The blithe dance, set off by Amichai Grosz' full-toned viola, turned darker and darker until the four players revelled in the wall of sound created by their wild double-stopped chords.
New colours were admitted as the work progressed. In the second movement, one was bewitched by the lower strings waltzing in unison under chromatic zephyrs in the violins, chilled by Alexander Pavlovsky's eerie tone in the upper register.
Shostakovich's volatile harmonies proved no worry to these players, who responded with warmth, richness and spot-on intonation, even allowing themselves a ghost of a smile at one of the stauncher moments in the Finale.
When I spoke with cellist Kyril Zlotnikov a few weeks ago, he mentioned how deftly Beethoven's Opus 18 No 6 slotted in between the two Shostakovich quartets.
Certainly, the bustle and drive of its opening Allegro was a portent of a Shostakovich Allegro molto yet to come.
Confident in their ensemble, the four young men clearly enjoyed the intricate dynamics of this movement's second theme, as they did the very physical shifts between Beethoven's melancholic snatches of Adagio and the hurtling dance of its Finale.

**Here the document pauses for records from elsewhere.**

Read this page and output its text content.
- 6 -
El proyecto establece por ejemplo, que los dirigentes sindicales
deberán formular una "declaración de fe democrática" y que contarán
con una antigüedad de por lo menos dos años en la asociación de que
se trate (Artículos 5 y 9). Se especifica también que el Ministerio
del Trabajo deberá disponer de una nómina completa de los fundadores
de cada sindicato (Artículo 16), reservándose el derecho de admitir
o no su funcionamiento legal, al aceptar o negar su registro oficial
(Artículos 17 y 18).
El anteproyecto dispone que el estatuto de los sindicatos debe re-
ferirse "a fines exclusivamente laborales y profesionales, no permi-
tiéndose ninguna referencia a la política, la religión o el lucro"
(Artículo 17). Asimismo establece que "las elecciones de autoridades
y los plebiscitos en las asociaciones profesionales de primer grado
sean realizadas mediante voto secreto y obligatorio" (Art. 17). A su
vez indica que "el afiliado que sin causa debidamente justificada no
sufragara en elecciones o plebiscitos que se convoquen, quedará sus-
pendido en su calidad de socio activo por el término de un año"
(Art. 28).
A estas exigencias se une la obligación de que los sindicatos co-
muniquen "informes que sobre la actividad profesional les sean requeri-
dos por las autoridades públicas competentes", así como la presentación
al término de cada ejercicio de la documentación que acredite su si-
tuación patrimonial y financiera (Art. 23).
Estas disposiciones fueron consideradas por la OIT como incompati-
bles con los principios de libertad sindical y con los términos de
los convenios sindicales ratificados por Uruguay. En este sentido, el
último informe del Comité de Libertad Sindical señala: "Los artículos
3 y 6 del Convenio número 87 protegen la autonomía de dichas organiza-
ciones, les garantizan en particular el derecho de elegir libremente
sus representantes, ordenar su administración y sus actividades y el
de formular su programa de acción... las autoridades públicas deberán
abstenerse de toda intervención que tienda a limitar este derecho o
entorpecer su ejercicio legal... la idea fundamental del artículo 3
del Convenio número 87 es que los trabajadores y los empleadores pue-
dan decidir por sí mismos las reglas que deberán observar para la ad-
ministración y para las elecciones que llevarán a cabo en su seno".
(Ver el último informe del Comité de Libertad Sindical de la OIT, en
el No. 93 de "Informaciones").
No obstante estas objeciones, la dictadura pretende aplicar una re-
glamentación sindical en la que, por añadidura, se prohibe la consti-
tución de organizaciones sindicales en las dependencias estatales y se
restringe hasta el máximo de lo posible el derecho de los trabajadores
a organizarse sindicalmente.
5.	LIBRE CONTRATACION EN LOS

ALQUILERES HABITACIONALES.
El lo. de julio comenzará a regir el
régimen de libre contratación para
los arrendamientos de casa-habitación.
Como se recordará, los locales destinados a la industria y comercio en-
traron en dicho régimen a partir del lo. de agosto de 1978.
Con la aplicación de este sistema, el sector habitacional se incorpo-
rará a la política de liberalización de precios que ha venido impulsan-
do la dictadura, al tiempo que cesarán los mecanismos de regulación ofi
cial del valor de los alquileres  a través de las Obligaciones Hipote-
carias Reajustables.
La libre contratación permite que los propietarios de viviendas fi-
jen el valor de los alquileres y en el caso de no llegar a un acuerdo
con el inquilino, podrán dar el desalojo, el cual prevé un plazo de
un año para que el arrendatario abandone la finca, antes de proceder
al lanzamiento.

Shostakovich's Eighth is perhaps the most popular of his 15 quartets. Few pieces express so potently that mix of sadness and rage provoked by the inhumanity and stupidity of man. Its inspirations are complex, partly growing from the composer's shock at the devastated city of Dresden, but also partially a contemplation of his own anguished career.
The Jerusalem players gave it a sense of an inevitable journey, from the organ-like sonorities of the opening Largo. They unleashed the furies of the Allegro molto without holding back and offset this with the wry waltz of the following movement.
The final two slow movements were a hushed affirmation, occasioning 20 seconds of silence before tumultuous applause broke out.
There was a welcome inevitability, too, in the encore, an intense, heart-rending rendition of Shostakovich's 1931 Elegy.